What about if you're not into science? Hard as it might be, as a young person in Ireland, to find a job in STEM, it is waaaay more difficult to earn a living from the Arts. But we need to allow all our citizens to live as close as possible to their true selves: it is the best way to build social capital. We are really losing sight of this in the Western World as $ € £ capital is increasingly seen as the only currency in the asylum. Since ever, we have had on the books a Leaving Certificate LC subject called Art.  Actually let's use this as an opportunity to display the bounds [N=34] of Irish Secondary education:
  • Languages group
    • English, French, German, Irish, Italian, Latin, Greek, Spanish, Arabic, Japanese, Russian, Classical Studies, Hebrew Studies
  • Science group
    • Applied Mathematics, Biology, Chemistry, Mathematics, Physics, (Physics and Chemistry)

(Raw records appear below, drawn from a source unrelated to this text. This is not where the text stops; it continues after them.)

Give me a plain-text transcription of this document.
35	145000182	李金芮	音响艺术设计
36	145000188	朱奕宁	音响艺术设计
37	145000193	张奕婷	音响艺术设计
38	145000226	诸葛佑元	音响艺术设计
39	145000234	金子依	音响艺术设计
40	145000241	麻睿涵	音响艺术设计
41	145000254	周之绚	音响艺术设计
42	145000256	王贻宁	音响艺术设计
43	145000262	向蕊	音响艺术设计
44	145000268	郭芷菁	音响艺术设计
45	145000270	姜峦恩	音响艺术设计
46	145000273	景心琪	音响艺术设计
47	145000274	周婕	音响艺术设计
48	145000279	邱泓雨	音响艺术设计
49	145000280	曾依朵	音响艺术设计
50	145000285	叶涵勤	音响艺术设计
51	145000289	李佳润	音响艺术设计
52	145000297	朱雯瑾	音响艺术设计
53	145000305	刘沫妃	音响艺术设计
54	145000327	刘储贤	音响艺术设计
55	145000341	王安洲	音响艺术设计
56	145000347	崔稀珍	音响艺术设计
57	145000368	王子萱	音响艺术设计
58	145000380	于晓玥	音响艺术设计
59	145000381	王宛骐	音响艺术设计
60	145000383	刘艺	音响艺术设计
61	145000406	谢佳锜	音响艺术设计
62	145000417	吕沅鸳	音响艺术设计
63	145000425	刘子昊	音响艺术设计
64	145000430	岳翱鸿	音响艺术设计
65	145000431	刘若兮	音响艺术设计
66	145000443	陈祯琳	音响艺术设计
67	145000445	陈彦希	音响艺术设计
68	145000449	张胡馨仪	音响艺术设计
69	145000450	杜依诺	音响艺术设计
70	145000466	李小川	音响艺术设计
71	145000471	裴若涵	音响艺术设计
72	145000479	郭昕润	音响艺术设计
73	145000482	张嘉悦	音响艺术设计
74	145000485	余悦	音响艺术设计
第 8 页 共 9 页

  • Business studies group
    • Accounting, Business, Economics
  • Applied science group
    • Agricultural Science, Construction Studies, Engineering, (Home Economics), (Physics and Chemistry), Design and Communication Graphics
  • Social studies group
    • Art, Geography, History, (Home Economics), Music, Politics and Society
I've highlighted Art because that is of which we treat and note they they can't make up their minds which bin Phys&Chem and HomeEc must be put. You just can't get into science college unless you have passed maths [we insist on a D in Pass Maths at The Institute which is the minimum grade above Fail] and appropriate sciency subjects.  But for Art School, a LC in Art is effectively irrelevant because you are required to submit a portfolio!  Begolly that's a great idea, I'd insist on that too: you can't do science in college unless you show:
  • your insect collection
    • or better, records from the family honey-bee hives
    • if twitcher, your county-wide check-list
  • your sheep or chicken breeding records
    • mice or gerbils acceptable for city-kids
  • your investigations of breaking strain in fishing line
    • bonus for seasonal fishing records
    • optional extra: tasty recipes for cooking the catch
  • your meteor shower counts
    • rainfall records acceptable
  • your young scientist prize or 
  • some evidence that you have formed a hypothesis about the real world and tested it in the laboratory or the field
The ATAI the Art Teachers' Association of Ireland (Cumann Múinteoirí Ealaíne na hÉireann in The West) have been working to the same curriculum since 1972! And they've had enough, they want substantive change in the Art curriculum to bring the subject, and those subjected to it, closer to the mainstream of how modern society sees itself. They want you and me to petition the Minister of Education Richard Bruton to make real changes lest Art becomes wholly irrelevant and marginalised in our community. The latest relevant circular from DeptEduc has this soul-deadening instruction "The Imaginative Composition or Still Life component and the Craft or Design component will be executed as coursework in schools over an extended period of time; (a period of approximately six weeks, which involves about 15 hours of class time, is envisaged.)" which I've reduced to the smallness of the mind the conceived it. Would that, could that, does that . . . result in, encourage, or engender Great Art?  Neil Gaiman's advice: "Make Good Art".  The Full Monty of his Address.

Nicely ATAI have conceived the idea of sending a picture postcard [aarragh Jaysus, no, not that sort of postcard] to the Minister to lighten his day and tell him to get on with The Future even as he struggles with teacher's strikes in the present. When the recession started to bite, I got it completely wrong about whether we should support the Arts when things got tough. Now that the recession is dissipating, we need to think and talk about Art in Society: more money won't make us happier but Art just might. My colleagues daughter [see first paragraph] is of the artistic persuasion and has sent her postcard to the minister.
Footnote: if you, like me, misread stateoftheart as state-something-heart you'll like other unintentionally unfortunate web-names like powergenitalia [prev].